Scottish minister for education Lord James Douglas-Hamilton announced the move at an Edinburgh conference last week organised by his officials to boost awareness of the reforms. But plans to simultaneously announce the opt out of at least one primary school were scotched after a local bishop intervened.
Durnoch Academy, now given grant maintained status, had already expressed its wish to apply to the Scottish secretary for a change in status after its new board of management is put in place in April 1994.
At present it takes only two years of pupils but is keen to upgrade to six year status. It was the region's decision to reject upgrade proposals which prompted parents to ballot on GM status.
Upgrading now would place a question mark over the government's policy of rationalising education provision.
'What incentive is there for the council to undertake such exercises if the government can intervene and overturn a local democratic decision'? she said.
Plans to give St Mary's Episcopalian primary school in Dunblane permission to opt out were put on hold after the local bishop, sole trustee of the school buildings, refused to hand over the lease to the incoming management board. The building is leased to and run by Central RC.

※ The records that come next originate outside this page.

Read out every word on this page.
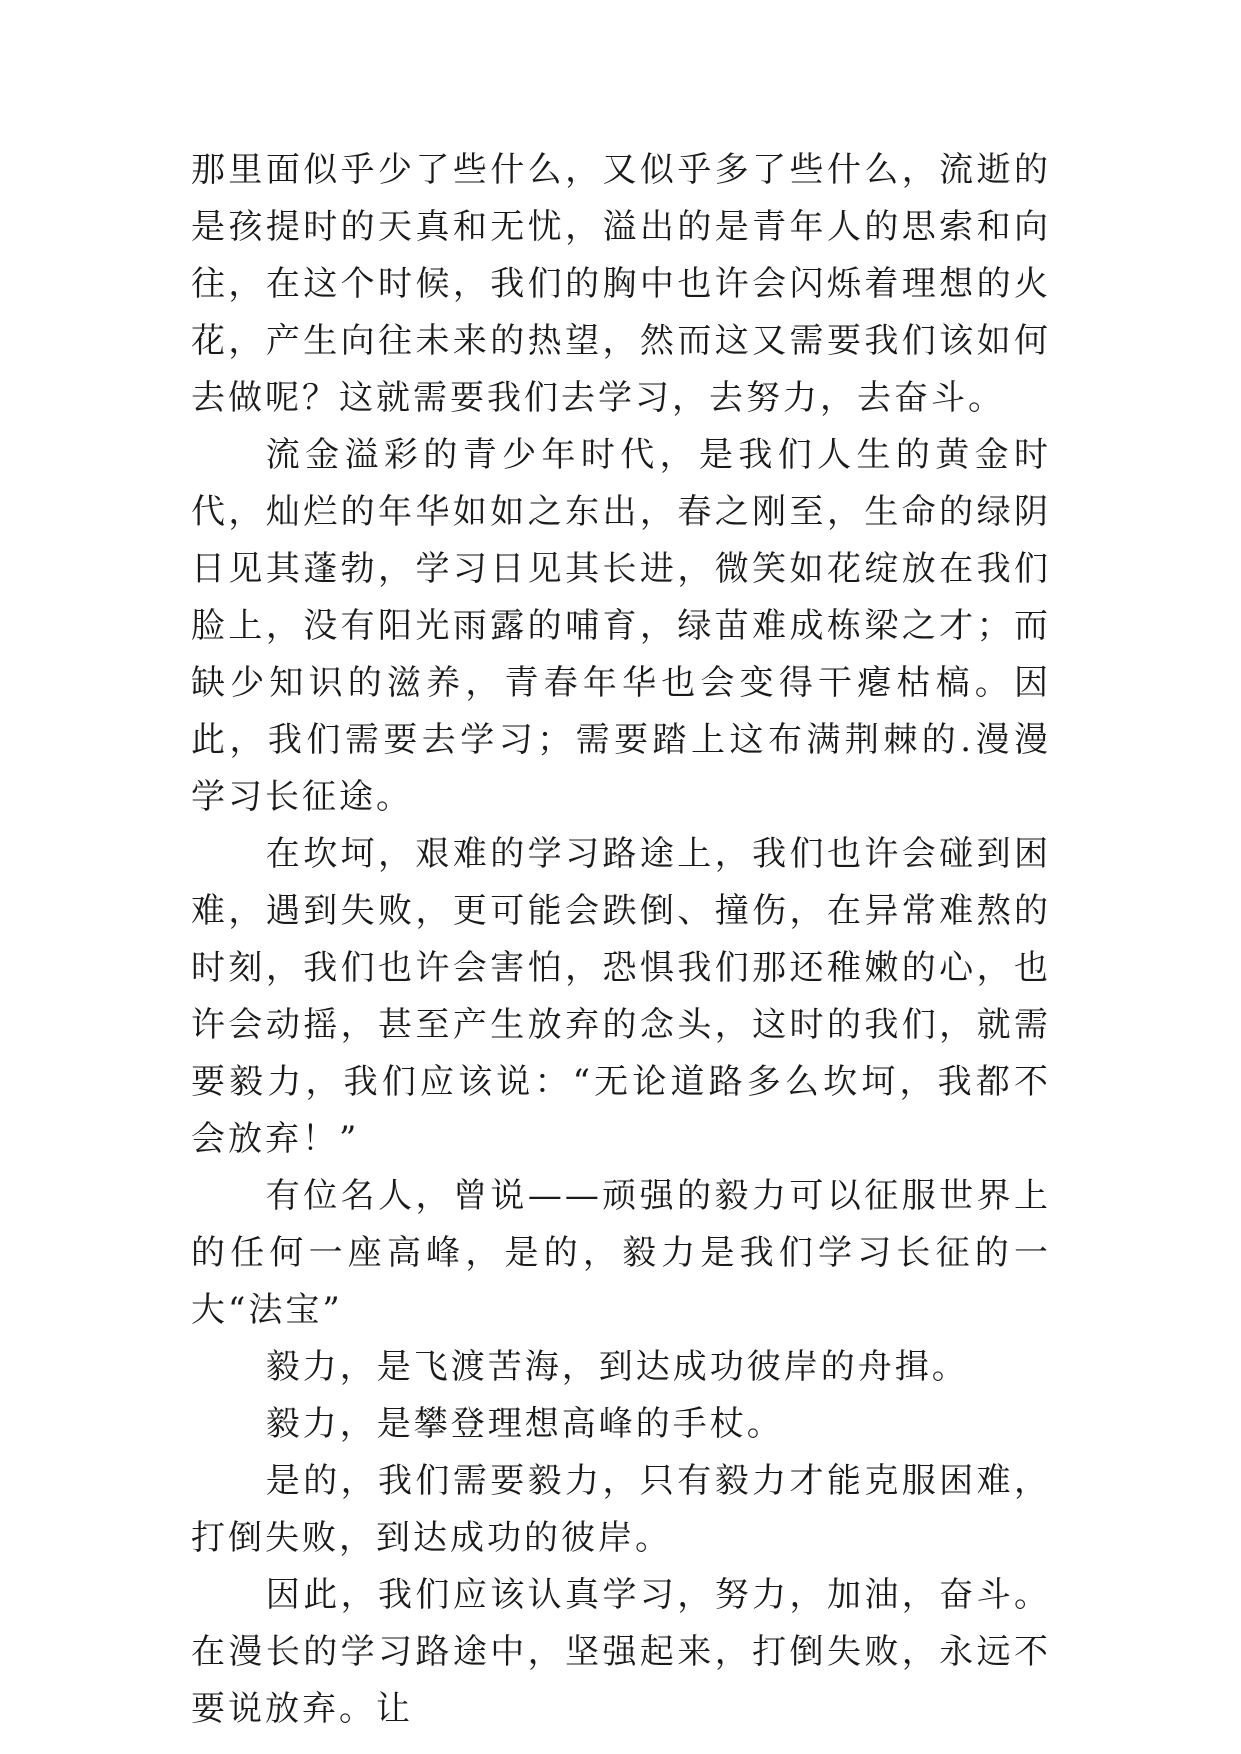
那里面似乎少了些什么，又似乎多了些什么，流逝的是孩提时的天真和无忧，溢出的是青年人的思索和向往，在这个时候，我们的胸中也许会闪烁着理想的火花，产生向往未来的热望，然而这又需要我们该如何去做呢？这就需要我们去学习，去努力，去奋斗。

流金溢彩的青少年时代，是我们人生的黄金时代，灿烂的年华如如之东出，春之刚至，生命的绿阴日见其蓬勃，学习日见其长进，微笑如花绽放在我们脸上，没有阳光雨露的哺育，绿苗难成栋梁之才；而缺少知识的滋养，青春年华也会变得干瘪枯槁。因此，我们需要去学习；需要踏上这布满荆棘的.漫漫学习长征途。

在坎坷，艰难的学习路途上，我们也许会碰到困难，遇到失败，更可能会跌倒、撞伤，在异常难熬的时刻，我们也许会害怕，恐惧我们那还稚嫩的心，也许会动摇，甚至产生放弃的念头，这时的我们，就需要毅力，我们应该说：“无论道路多么坎坷，我都不会放弃！”

有位名人，曾说——顽强的毅力可以征服世界上的任何一座高峰，是的，毅力是我们学习长征的一大“法宝”

毅力，是飞渡苦海，到达成功彼岸的舟揖。

毅力，是攀登理想高峰的手杖。

是的，我们需要毅力，只有毅力才能克服困难，打倒失败，到达成功的彼岸。

因此，我们应该认真学习，努力，加油，奋斗。在漫长的学习路途中，坚强起来，打倒失败，永远不要说放弃。让
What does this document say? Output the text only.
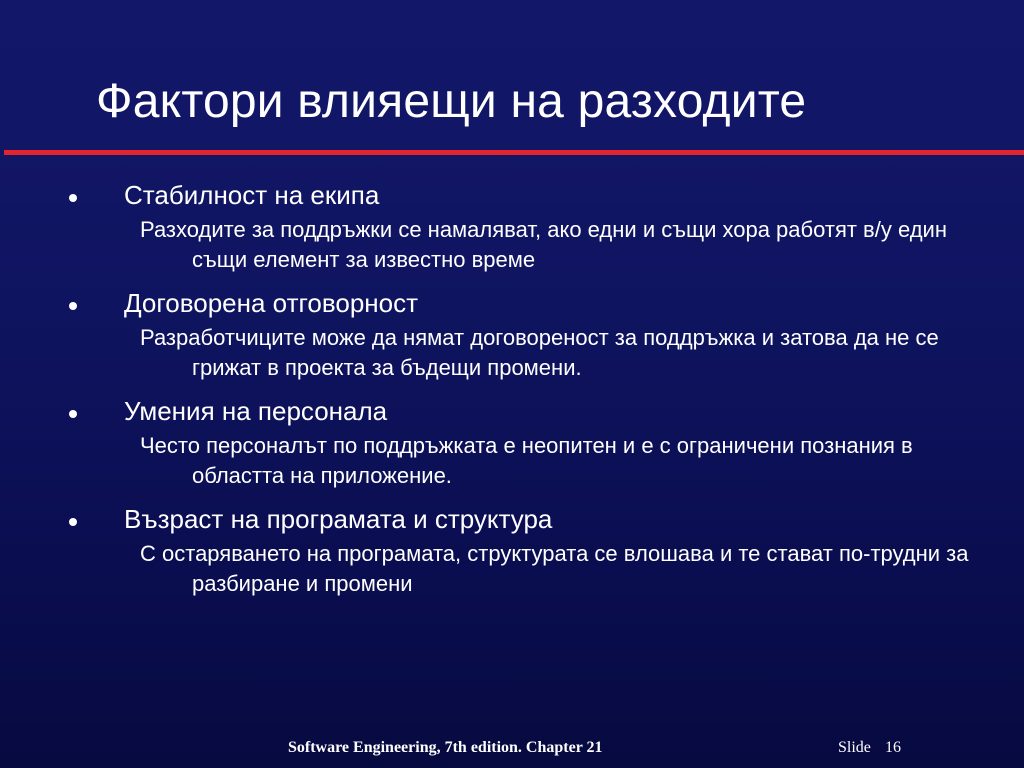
Фактори влияещи на разходите
Стабилност на екипа
Разходите за поддръжки се намаляват, ако едни и същи хора работят в/у един същи елемент за известно време
Договорена отговорност
Разработчиците може да нямат договореност за поддръжка и затова да не се грижат в проекта за бъдещи промени.
Умения на персонала
Често персоналът по поддръжката е неопитен и е с ограничени познания в областта на приложение.
Възраст на програмата и структура
С остаряването на програмата, структурата се влошава и те стават по-трудни за разбиране и промени
Software Engineering, 7th edition. Chapter 21	Slide 16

A Scottish Office spokeswoman said further information was being sought from the school board. 'Until that is resolved we won't be in a position to move forward', she said.
Lord James told last week's conference: 'Self governing status is in tune with Scottish values: self reliance, community involvement, and thrift'.He said officials had received 100 enquiries from schools so far and had turned down applications from two.
A decision on the future of Castlehill primary in Ayr is expected shortly.